Choose it like a child chooses the shoe to put on the right foot, the crayon to paint a sky. Choose it at first consciously, effortfully, pressing against the weight of a world heavy with reasons for sorrow, restless with need for action. Feel the sorrow, take the action, but keep pressing the weight of joy against it all, until it becomes mindless, automated, like gravity pulling the stream down its course; until it becomes an inner law of nature. If Viktor Frankl can exclaim “yes to life, in spite of everything!” — and what an everything he lived through — then so can any one of us amid the rubble of our plans, so trifling by comparison. Joy is not a function of a life free of friction and frustration, but a function of focus — an inner elevation by the fulcrum of choice.
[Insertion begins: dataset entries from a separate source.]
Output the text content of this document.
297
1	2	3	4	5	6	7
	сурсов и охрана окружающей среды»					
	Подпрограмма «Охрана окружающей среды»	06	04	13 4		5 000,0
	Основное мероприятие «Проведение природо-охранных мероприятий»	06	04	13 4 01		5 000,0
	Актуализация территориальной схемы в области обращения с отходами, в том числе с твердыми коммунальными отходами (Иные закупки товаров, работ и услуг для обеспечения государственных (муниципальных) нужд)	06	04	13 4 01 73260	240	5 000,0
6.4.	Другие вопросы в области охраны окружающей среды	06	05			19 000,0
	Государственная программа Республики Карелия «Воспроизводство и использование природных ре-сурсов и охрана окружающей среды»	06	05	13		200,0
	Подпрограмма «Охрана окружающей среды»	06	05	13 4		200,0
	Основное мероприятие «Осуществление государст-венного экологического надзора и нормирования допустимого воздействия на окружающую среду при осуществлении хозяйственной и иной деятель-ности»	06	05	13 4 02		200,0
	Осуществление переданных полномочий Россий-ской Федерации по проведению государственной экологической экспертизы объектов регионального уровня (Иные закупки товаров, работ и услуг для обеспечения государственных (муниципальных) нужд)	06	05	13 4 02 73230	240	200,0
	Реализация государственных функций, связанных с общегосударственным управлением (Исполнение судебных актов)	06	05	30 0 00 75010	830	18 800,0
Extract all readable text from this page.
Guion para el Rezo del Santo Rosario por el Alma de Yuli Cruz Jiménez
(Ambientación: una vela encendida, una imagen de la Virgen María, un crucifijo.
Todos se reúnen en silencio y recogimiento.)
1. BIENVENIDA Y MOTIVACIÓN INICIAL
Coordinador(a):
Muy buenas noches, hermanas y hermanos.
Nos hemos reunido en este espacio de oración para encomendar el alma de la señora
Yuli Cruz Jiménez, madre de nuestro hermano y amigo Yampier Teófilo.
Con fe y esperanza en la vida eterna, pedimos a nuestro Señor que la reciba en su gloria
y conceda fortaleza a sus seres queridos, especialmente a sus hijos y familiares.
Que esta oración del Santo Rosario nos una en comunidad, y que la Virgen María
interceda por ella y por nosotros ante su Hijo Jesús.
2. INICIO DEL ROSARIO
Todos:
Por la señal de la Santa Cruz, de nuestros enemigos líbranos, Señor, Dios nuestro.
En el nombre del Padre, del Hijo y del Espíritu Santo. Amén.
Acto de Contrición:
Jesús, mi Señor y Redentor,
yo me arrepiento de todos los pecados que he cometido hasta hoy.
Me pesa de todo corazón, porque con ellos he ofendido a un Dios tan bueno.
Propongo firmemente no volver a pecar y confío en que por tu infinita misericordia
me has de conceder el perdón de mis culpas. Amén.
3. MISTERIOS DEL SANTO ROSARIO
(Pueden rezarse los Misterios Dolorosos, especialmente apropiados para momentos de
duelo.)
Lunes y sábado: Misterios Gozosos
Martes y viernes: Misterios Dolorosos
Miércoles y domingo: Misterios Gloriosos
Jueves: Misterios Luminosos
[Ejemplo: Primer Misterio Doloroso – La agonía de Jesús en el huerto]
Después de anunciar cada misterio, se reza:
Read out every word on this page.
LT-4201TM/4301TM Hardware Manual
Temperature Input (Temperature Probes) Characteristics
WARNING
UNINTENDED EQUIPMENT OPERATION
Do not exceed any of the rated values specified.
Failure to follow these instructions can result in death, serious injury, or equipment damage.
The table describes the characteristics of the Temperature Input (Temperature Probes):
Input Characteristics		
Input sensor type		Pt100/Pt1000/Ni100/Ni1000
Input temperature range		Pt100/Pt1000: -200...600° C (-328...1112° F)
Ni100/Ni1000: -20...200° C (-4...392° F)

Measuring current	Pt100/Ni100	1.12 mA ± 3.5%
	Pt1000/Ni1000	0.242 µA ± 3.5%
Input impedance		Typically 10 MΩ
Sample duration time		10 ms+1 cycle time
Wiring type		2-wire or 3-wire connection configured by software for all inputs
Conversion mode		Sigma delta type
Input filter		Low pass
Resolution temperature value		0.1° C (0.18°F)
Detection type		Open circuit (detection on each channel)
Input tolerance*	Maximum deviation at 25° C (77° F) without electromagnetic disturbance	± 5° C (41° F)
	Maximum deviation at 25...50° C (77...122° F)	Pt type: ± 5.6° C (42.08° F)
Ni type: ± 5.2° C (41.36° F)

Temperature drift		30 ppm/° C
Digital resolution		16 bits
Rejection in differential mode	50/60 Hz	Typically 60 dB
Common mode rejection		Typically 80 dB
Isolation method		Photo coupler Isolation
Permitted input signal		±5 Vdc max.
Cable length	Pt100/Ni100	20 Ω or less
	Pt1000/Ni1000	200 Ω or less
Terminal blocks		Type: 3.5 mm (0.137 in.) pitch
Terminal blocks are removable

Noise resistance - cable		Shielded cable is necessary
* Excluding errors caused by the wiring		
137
So often, it is a matter of attending to what Hermann Hesse called, as the world was about to come unworlded by its first global war, “the little joys”; so often, those are the slender threads of which we weave the lifeline that saves us.
Delight in the age-salted man on the street corner waiting for the light to change, his age-salted dog beside him, each inclined toward the other with the angular subtlety of absolute devotion.
Delight in the little girl zooming past you on her little bicycle, this fierce emissary of the future, rainbow tassels waving from her handlebars and a hundred beaded braids spilling from her golden helmet.
Delight in the snail taking an afternoon to traverse the abyssal crack in the sidewalk for the sake of pasturing on a single blade of grass.
Delight in the tiny new leaf, so shy and so shamelessly lush, unfurling from the crooked stem of the parched geranium.
I think often of this verse from Jane Hirshfield’s splendid poem “The Weighing”:
So few grains of happiness
measured against all the dark
and still the scales balance.
Yes, except we furnish both the grains and the scales. I alone can weigh the blue of my sky, you of yours.
15. Outgrow yourself.
We are born without choosing to, to parents we haven’t chosen, into bodies and borders we haven’t chosen, to exist in a region of spacetime we haven’t chosen for a duration we don’t choose. As physicists know, we don’t choose the particular atoms that constellate our particular selves or the neural configurations that fire our consciousness. In consequence, as James Baldwin knew, we don’t even choose whom we love.
But amid our slender repertoire of agency are the labels we choose for our labours of love — the works of thought and tenderness we make with the whole of who we are.
A challenge arises when we make something over a long period of time.
Nothing is more tedious than self-concern — the antipode of wonder.
Somewhere along the way, in the century of the self, we forgot each other. We forgot this vast and wonder-filled universe, of which we are each but a tiny and transient wonder.
We forgot that all creative work — be it music or mathematics, poetry or physics, anything we might call art — is a hand outstretched in the dark, reaching not for visibility but for the light that lives between us. Reaching for connection.
We forgot what Whitman knew even as he proclaimed “I celebrate myself!” — that “every atom belonging to me as good belongs to you.” No word appears in Leaves of Grass more times than you.
We are living through a pandemic of selfing — rampant self-celebration that mistakes applause for connection, likes for love. Social media companies are capitalizing on our native need for affirmation, exploiting our compromised immunity to manipulation at every turn: algorithms prioritizing selfies over sunflowers, algorithms amplifying the word I, algorithms doping us on the dopamine of being noticed, seducing us into forgetting the art and joy of noticing — that crowning glory of consciousness. And somewhere, in the quiet core of our being, this frantic hunt for likes is making us like ourselves less.